第42章 悔过认错,求留残魂

君不凡站在奈何桥头,影子被忘川河的黑水吞了一半。他没动,连眼皮都没眨一下,就那么看着姬红衣跪在桥中央,眼泪掉得像断线的珠子。风早停了,雾也没再翻涌,整个地府安静得能听见魂体裂开时那细微的“咔”声。

她还在哭,但不像刚才那样无声抽噎了。现在是真的一点力气都没有了,肩膀一耸一耸,像是喘不上气。她的手垂在身侧,指尖微微颤抖,指甲缝里渗出的光已经快干了,留下几道暗痕。魂体表面的裂纹越来越多,有些地方开始剥落成细碎的光点,飘起来又被阴气压下去,像灰烬落在泥里。

君不凡知道,这会儿她脑子里的画面肯定还在转。不是孽镜台放的那些,而是她自己翻出来的——某个深夜批奏折时,将军跪在殿外求见,她让人拖走;少年弟子捧着剑谱来请教,她一句“俗骨难承大道”打发走;老太监临终前捧着药碗进来,她只说“不必扰朕清修”。这些事以前都不算什么,帝王家事,轻描淡写就过去了。可现在,每一件都成了钉子,一根根往心口钉。

她终于抬起了头。

这一次,眼神不一样了。

不是迷茫,也不是恐惧,而是一种……认命的清醒。她看着君不凡,嘴唇动了动,喉咙里滚出沙哑的声音:“阎君。”

声音不大,但稳。

君不凡没应,也没点头,只是左手搭在佛珠上,右手轻轻摩挲判官笔的笔杆。他知道,接下来才是正戏。

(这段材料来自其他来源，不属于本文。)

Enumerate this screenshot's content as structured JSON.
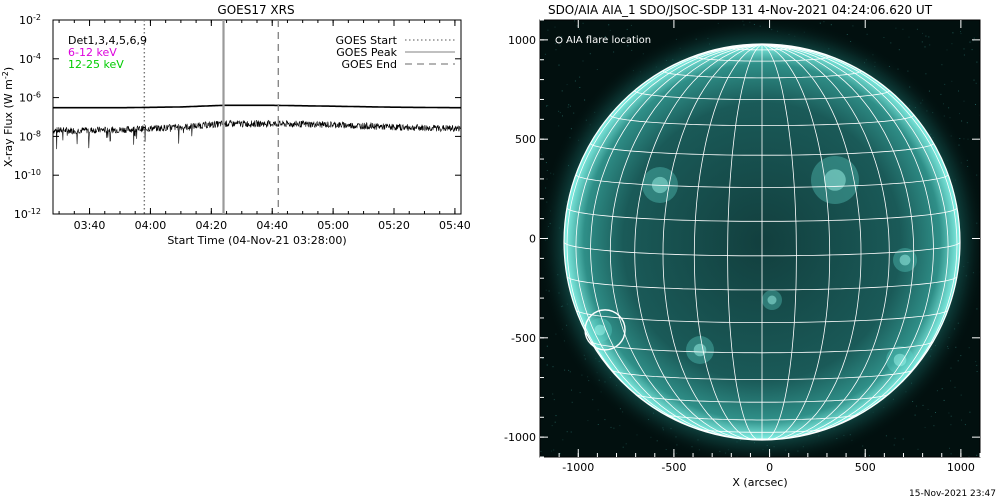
{
  "goes": {
    "title": "GOES17 XRS",
    "ylabel": "X-ray Flux (W m",
    "ylabel_sup": "-2",
    "ylabel_close": ")",
    "xlabel": "Start Time (04-Nov-21 03:28:00)",
    "ytick_labels": [
      {
        "base": "10",
        "exp": "-2"
      },
      {
        "base": "10",
        "exp": "-4"
      },
      {
        "base": "10",
        "exp": "-6"
      },
      {
        "base": "10",
        "exp": "-8"
      },
      {
        "base": "10",
        "exp": "-10"
      },
      {
        "base": "10",
        "exp": "-12"
      }
    ],
    "xtick_labels": [
      "03:40",
      "04:00",
      "04:20",
      "04:40",
      "05:00",
      "05:20",
      "05:40"
    ],
    "channel_labels": [
      {
        "text": "Det1,3,4,5,6,9",
        "color": "#000000"
      },
      {
        "text": "6-12 keV",
        "color": "#dd00dd"
      },
      {
        "text": "12-25 keV",
        "color": "#00cc00"
      }
    ],
    "legend": [
      {
        "label": "GOES Start",
        "style": "dotted"
      },
      {
        "label": "GOES Peak",
        "style": "solid"
      },
      {
        "label": "GOES End",
        "style": "dashed"
      }
    ]
  },
  "aia": {
    "title": "SDO/AIA AIA_1 SDO/JSOC-SDP 131  4-Nov-2021 04:24:06.620 UT",
    "legend_label": "AIA flare location",
    "xlabel": "X (arcsec)",
    "xtick_labels": [
      "-1000",
      "-500",
      "0",
      "500",
      "1000"
    ],
    "ytick_labels": [
      "1000",
      "500",
      "0",
      "-500",
      "-1000"
    ],
    "colors": {
      "disk": "#1f6b6a",
      "limb": "#7ff2e6",
      "background": "#02100f",
      "grid": "#ffffff"
    }
  },
  "footer": {
    "timestamp": "15-Nov-2021 23:47"
  },
  "chart_data": [
    {
      "type": "line",
      "title": "GOES17 XRS",
      "xlabel": "Start Time (04-Nov-21 03:28:00)",
      "ylabel": "X-ray Flux (W m^-2)",
      "yscale": "log",
      "ylim": [
        1e-12,
        0.01
      ],
      "xlim": [
        "03:28",
        "05:42"
      ],
      "series": [
        {
          "name": "6-12 keV",
          "x": [
            "03:28",
            "03:50",
            "04:10",
            "04:24",
            "04:40",
            "05:00",
            "05:20",
            "05:42"
          ],
          "values": [
            3e-07,
            3e-07,
            3.3e-07,
            4e-07,
            4e-07,
            3.6e-07,
            3.2e-07,
            3e-07
          ]
        },
        {
          "name": "12-25 keV",
          "x": [
            "03:28",
            "03:50",
            "04:10",
            "04:24",
            "04:40",
            "05:00",
            "05:20",
            "05:42"
          ],
          "values": [
            2e-08,
            2.2e-08,
            3e-08,
            4.5e-08,
            4.5e-08,
            4e-08,
            3e-08,
            2.5e-08
          ]
        }
      ],
      "vlines": [
        {
          "name": "GOES Start",
          "x": "03:58",
          "style": "dotted"
        },
        {
          "name": "GOES Peak",
          "x": "04:24",
          "style": "solid"
        },
        {
          "name": "GOES End",
          "x": "04:42",
          "style": "dashed"
        }
      ]
    },
    {
      "type": "scatter",
      "title": "SDO/AIA AIA_1 SDO/JSOC-SDP 131  4-Nov-2021 04:24:06.620 UT",
      "xlabel": "X (arcsec)",
      "xlim": [
        -1200,
        1100
      ],
      "ylim": [
        -1100,
        1100
      ],
      "series": [
        {
          "name": "AIA flare location",
          "x": [
            -860
          ],
          "values": [
            -460
          ]
        }
      ]
    }
  ]
}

姬红衣缓缓吸了口气——虽然亡魂不需要呼吸,但她还是习惯性地做了这个动作,像是要把最后一丝尊严压进嗓子里。然后,她开口了。

“我姬红衣,生前为帝,执掌江山四十七载。”

她的声音越来越清晰,一字一顿,像是在念遗诏。

“屠忠良三十六人,皆以谋逆罪名处死,实则因他们阻我权路。”

“弑亲夫于温泉行宫,毒入参汤,夜半暴毙,对外称其旧疾复发。”

“负挚爱二人,一人自刎于宫墙之下,一人跳崖殉情,我命人焚尸灭迹,不留碑文。”

“乱纲常者五次,夺诸侯嫡子之位,立我私生子为储,致三地叛乱,死伤百姓八万余。”

“惑乱朝纲,任用奸佞,贬黜贤臣,纵容贪腐,致使民不聊生,饥荒连年。”

“更以红尘媚术操控人心,使七名宗门长老为我争斗而亡,九位王侯自相残杀,只为博我一笑。”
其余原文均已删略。